Arriving at a diagnosis, particularly in rheumatology, can sometimes require a go-with-the-flow attitude, something not so foreign to a veteran kayaker. Dr. Truslow says his time spent studying Eastern medicine methods before attending medical school has also helped.
“For example, I studied at the New England School of Acupuncture [in Newton, Mass.], and you learn the yin and yang of the things that go along with Chinese medicine,” he says. “It helps with the ambiguity in rheumatology to go with the flow. You need that attitude, [for example], when it comes to lab tests. A positive test for arthritis doesn’t mean they have it.”
Taking It In
Dr. Truslow’s professional day begins with going through labs that came in overnight and readying himself for eight or nine patients before lunch.

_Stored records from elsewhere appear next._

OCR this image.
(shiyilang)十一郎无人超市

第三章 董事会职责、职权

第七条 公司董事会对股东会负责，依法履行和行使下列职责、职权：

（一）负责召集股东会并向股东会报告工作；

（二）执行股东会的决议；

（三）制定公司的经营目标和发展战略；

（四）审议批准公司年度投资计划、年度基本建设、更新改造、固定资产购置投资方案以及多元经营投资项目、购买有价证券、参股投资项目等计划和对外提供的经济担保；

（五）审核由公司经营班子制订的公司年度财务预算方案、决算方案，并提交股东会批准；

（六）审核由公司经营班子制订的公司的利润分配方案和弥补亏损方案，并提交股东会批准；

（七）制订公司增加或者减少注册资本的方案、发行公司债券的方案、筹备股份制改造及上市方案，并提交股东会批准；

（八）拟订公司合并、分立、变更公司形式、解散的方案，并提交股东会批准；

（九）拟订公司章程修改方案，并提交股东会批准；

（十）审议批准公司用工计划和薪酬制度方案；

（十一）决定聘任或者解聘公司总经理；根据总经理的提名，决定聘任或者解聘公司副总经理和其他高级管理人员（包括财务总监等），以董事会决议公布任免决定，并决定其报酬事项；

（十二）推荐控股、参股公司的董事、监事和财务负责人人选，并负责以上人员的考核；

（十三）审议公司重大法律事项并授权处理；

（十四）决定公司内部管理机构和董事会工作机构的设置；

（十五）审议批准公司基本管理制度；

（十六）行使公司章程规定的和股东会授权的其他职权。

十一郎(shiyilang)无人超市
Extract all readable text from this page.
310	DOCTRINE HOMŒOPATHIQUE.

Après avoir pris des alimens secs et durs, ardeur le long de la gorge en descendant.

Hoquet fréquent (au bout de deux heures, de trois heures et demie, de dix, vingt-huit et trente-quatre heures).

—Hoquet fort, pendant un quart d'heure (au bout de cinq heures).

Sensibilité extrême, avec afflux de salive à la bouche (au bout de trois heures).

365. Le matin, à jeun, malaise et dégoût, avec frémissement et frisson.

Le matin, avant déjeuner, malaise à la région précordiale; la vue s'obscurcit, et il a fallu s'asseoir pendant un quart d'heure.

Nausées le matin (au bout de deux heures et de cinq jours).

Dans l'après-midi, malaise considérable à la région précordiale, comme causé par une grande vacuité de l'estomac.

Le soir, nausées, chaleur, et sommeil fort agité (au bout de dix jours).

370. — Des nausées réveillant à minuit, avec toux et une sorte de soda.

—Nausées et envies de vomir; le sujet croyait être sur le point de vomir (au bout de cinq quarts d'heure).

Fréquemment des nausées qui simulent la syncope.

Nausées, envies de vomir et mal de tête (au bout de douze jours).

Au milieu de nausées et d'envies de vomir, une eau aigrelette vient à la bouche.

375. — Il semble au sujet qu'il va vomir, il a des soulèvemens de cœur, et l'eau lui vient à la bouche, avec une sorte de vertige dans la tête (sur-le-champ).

He realizes he could see more, but that’s about the number he usually feels comfortable with, given how much time he likes to spend listening to patients.
“I think the biggest thing, particularly with a new patient, is that I give them enough time to talk through what’s going on,” says Dr. Truslow. “Giving that time is an invaluable process that truly creates a bond with [patients]. I find it satisfying at the end of an office visit when a patient tells me that I was very thorough. You also can’t make assumptions.”